The EFF and MuckRock want to know if the police are taking your biometric data

The EFF and MuckRock want to know if the police are taking your biometric data

New law enforcement technology involves biometric data: scanning and analyzing unique features on a person to identify him or her through surveillance or other footage. With a camera on practically every street corner in America, cops could essentially track suspects’ daily lives.

Some police departments already have access to this technology — from scanning irises to recognizing tattoos — and can access them via a mobile device to use at any time.

The Electronic Frontier Foundation (EFF) and public records hound MuckRock want to shine a light on this practice, which has very little transparency:

There is no central list that shows which police agencies have these devices or a uniform set of policies for how they must be used. So, EFF and MuckRock have partnered up to conduct a census of sorts.

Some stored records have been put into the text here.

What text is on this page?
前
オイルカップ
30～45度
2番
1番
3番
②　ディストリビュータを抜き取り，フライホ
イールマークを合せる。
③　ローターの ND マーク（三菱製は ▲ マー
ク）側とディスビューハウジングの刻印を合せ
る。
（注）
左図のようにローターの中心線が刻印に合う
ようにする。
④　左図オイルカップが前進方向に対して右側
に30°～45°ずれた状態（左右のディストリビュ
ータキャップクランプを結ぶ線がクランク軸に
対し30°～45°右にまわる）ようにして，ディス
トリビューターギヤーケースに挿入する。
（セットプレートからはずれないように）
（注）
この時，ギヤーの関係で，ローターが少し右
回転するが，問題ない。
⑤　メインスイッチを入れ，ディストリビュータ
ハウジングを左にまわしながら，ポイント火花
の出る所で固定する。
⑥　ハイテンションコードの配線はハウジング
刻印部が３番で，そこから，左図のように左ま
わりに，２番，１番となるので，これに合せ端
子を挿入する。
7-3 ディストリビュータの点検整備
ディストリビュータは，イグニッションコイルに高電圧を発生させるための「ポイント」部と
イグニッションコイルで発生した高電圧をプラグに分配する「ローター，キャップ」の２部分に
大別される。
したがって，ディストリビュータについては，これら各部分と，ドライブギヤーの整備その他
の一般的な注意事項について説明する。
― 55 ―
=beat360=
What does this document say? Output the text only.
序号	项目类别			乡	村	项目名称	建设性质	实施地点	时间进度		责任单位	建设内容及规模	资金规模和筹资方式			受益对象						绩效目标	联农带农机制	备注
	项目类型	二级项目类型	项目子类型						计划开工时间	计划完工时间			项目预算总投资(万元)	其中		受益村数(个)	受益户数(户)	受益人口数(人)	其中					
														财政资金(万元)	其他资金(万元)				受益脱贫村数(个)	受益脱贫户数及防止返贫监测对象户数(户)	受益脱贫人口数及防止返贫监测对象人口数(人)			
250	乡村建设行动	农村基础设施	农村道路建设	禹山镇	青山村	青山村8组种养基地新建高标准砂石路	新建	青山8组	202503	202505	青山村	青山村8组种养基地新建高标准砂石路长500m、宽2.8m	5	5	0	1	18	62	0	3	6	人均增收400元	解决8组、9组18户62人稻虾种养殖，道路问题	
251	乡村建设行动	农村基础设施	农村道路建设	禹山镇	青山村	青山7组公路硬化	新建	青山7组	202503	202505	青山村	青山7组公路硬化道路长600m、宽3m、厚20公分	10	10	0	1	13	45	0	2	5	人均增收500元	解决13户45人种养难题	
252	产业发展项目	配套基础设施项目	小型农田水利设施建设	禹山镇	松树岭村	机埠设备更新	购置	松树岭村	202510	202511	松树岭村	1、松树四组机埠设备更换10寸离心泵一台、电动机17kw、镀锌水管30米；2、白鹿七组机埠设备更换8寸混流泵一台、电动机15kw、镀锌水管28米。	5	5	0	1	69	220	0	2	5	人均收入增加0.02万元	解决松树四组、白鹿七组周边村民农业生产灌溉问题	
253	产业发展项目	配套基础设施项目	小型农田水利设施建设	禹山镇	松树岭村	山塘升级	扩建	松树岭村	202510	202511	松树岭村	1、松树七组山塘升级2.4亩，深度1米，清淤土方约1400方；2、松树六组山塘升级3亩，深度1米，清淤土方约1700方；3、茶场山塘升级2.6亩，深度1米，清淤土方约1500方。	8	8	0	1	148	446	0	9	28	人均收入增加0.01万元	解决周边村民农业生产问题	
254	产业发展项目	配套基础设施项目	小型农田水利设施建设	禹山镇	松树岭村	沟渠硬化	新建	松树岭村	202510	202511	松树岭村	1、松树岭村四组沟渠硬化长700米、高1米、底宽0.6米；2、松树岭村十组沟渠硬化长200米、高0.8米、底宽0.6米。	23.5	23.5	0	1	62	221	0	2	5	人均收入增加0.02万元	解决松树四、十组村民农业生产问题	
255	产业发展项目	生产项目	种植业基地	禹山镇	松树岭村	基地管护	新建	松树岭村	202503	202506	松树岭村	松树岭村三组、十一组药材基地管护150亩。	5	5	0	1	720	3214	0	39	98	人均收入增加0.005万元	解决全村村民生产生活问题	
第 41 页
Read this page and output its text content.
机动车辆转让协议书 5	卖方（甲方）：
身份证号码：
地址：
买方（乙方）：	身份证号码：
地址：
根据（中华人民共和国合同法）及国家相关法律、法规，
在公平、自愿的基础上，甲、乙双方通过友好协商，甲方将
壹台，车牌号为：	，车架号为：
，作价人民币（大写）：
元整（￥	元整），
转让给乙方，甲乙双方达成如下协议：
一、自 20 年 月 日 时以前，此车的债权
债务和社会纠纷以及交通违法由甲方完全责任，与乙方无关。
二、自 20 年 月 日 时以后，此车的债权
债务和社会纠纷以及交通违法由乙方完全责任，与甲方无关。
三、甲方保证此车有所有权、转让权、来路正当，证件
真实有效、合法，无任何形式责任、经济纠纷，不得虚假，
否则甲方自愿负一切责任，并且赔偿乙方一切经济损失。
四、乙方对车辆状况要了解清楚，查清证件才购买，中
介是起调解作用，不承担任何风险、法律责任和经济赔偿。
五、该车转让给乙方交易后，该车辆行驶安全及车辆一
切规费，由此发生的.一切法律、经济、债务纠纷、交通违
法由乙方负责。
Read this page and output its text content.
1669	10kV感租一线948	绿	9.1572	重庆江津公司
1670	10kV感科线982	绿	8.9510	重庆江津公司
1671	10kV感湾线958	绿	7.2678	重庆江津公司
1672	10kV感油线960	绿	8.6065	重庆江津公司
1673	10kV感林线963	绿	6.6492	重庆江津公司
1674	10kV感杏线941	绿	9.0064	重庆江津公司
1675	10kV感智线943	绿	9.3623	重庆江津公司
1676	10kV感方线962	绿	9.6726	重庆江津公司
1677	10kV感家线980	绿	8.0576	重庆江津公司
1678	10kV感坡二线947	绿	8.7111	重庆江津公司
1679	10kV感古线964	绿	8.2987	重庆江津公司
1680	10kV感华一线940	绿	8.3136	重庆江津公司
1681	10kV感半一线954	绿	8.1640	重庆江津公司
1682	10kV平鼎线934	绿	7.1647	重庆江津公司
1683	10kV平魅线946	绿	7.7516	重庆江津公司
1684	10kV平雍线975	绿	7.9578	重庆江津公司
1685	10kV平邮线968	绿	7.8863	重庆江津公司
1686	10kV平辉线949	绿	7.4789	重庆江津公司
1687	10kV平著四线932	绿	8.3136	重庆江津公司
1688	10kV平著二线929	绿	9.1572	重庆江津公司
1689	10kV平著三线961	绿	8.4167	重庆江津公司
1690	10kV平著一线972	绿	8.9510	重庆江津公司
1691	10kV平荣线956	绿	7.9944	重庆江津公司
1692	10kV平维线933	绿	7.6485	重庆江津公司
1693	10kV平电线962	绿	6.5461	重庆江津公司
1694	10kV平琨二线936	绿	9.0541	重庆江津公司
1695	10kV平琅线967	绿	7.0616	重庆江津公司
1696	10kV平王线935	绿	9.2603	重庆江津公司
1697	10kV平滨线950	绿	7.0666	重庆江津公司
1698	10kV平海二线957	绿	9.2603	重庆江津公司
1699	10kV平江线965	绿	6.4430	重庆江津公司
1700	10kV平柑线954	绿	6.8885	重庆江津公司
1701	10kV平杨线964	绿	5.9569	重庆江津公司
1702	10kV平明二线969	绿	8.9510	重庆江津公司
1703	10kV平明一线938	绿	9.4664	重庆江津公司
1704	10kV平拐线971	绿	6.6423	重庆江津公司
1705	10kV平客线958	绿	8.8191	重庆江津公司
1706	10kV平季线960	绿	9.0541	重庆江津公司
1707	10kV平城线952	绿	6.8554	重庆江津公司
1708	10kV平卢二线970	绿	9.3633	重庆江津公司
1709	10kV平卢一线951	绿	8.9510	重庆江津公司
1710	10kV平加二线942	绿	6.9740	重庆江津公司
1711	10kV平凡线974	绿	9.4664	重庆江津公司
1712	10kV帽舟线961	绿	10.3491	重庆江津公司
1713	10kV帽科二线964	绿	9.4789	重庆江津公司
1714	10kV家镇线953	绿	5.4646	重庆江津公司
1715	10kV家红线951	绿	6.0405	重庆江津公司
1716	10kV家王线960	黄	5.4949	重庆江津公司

We’re seeking your help to file public records requests with local law enforcement agencies around the country to shine light on mobile biometric technologies.

The crowdsourcing campaign encourages users to file Freedom of Information Act requests to find out whether their local police department or any agency of note uses biometric data right now. MuckRock will foot the bill and handle all of the requests through their automated process.

The website also lists alternative methods to get involved, if you’re a more hands-on person or a real surveillance watchdog.

Given the way that bureaucracy works, it might take some time before the EFF and MuckRock finally get the information they’re after. But holding local agencies accountable for transparency, especially when using technology, is definitely a good thing.